Bukankah yang membedakan manusia dengan bukan manusia adalah hati? Bukankah hati itu lembut? Atau ada hati yang keras wujudnya, seperti batu atau baja misalnya? Menurut Al Ghazali, kemarahan apabila dibiarkan meluap karena tak bisa dilenyapkan, seketika itu juga akan merasuk ke hati, memanaskan diri di sana, hingga ujungnya lahirlah dendam. Secara psikologis, mereka yang doyan mengumbar kebencian sengaja membiarkan perasaan negatif di hatinya, menjadikan jiwanya tidak tenang, tersiksa dan gampang marah.

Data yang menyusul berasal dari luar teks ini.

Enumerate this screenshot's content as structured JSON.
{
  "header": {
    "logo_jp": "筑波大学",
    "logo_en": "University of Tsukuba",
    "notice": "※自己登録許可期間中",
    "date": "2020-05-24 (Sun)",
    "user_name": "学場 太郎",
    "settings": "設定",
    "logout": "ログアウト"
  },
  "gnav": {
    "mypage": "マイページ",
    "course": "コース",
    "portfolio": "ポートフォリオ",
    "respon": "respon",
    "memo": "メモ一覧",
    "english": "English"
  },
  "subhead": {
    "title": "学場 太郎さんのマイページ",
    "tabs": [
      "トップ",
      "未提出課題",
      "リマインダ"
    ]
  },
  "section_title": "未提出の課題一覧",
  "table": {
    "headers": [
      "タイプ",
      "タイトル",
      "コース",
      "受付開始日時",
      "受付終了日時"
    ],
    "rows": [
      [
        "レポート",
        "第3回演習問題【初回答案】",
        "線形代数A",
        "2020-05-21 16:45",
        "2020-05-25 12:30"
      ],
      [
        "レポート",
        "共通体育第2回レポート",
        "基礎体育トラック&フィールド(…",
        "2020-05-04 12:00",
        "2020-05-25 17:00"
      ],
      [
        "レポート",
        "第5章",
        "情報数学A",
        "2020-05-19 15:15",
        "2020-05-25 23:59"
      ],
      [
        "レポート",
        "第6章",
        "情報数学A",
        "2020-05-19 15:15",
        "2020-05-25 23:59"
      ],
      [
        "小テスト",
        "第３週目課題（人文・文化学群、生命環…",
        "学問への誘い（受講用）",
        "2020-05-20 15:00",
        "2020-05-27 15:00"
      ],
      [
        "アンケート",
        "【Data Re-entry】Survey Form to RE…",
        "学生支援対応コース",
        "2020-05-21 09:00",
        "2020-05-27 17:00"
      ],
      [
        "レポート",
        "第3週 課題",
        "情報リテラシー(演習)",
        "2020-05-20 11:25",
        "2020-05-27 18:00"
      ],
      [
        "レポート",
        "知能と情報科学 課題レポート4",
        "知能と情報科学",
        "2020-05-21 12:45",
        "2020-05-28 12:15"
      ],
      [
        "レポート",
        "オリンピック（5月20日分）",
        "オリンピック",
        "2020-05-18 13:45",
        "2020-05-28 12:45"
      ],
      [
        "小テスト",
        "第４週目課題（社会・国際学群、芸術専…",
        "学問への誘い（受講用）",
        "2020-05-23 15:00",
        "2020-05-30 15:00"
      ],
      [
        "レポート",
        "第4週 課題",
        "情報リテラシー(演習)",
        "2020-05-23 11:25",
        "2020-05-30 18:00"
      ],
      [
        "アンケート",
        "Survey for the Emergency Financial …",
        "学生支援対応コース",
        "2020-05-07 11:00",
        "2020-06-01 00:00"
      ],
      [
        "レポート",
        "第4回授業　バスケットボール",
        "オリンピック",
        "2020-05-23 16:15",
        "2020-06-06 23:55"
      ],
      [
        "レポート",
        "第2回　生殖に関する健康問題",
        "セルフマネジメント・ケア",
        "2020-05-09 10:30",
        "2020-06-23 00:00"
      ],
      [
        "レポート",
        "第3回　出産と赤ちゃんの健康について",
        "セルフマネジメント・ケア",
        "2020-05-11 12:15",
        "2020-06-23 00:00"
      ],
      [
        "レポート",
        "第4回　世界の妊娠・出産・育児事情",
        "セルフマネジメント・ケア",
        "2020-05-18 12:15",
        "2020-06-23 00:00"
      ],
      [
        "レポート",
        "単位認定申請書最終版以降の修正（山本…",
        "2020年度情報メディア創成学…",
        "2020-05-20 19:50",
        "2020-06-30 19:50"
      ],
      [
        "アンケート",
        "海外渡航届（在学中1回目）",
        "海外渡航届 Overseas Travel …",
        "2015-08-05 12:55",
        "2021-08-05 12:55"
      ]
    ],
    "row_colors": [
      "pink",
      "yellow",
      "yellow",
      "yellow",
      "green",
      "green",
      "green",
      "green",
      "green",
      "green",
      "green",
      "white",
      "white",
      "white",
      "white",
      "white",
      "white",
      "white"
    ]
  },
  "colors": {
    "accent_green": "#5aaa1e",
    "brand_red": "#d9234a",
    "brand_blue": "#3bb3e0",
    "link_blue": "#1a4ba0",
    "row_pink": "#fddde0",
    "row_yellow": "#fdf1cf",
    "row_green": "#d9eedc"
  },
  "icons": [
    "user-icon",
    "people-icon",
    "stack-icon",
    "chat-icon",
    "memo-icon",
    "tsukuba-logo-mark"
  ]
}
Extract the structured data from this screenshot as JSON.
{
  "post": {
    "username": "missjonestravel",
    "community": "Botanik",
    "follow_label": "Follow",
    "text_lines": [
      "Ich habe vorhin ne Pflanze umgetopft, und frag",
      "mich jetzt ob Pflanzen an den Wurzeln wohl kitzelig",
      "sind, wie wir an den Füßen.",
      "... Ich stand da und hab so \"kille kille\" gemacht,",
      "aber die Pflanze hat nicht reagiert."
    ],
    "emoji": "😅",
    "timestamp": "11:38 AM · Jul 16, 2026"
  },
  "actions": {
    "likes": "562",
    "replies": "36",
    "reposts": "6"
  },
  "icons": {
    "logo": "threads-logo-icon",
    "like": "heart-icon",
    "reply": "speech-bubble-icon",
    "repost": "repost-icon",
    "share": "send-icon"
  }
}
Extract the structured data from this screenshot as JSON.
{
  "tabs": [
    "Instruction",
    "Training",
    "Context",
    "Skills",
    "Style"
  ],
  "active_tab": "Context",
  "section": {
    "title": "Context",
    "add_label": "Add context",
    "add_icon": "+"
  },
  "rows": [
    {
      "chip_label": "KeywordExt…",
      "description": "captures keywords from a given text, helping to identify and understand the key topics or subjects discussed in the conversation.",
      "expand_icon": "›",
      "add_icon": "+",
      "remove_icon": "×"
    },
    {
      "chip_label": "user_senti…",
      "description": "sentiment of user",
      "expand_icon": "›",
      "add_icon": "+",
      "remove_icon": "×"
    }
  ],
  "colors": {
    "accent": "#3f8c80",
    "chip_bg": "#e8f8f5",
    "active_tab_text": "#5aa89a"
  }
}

Ujungnya bisa menimbulkan penyakit.

Bila dendam menyangkut dua pihak dan dibiarkan, malah digosok gosok akan menimbulkan permusuhan yang tiada habisnya. Lalu saling balas. Tak menutup kemungkinan menjadi penyebab konflik terbuka.

Zaman memang sulit sahabat, haruskah dipersulit dengan kebencian yang mendarah daging? Semua pilihan. Memilih seyogyanya menggunakan hati. Kecuali hati digadaikan untuk sebongkah rasa benci. Tak ada rampungnya...

2 comments for "Saat Kebencian Pun Laku Dijual"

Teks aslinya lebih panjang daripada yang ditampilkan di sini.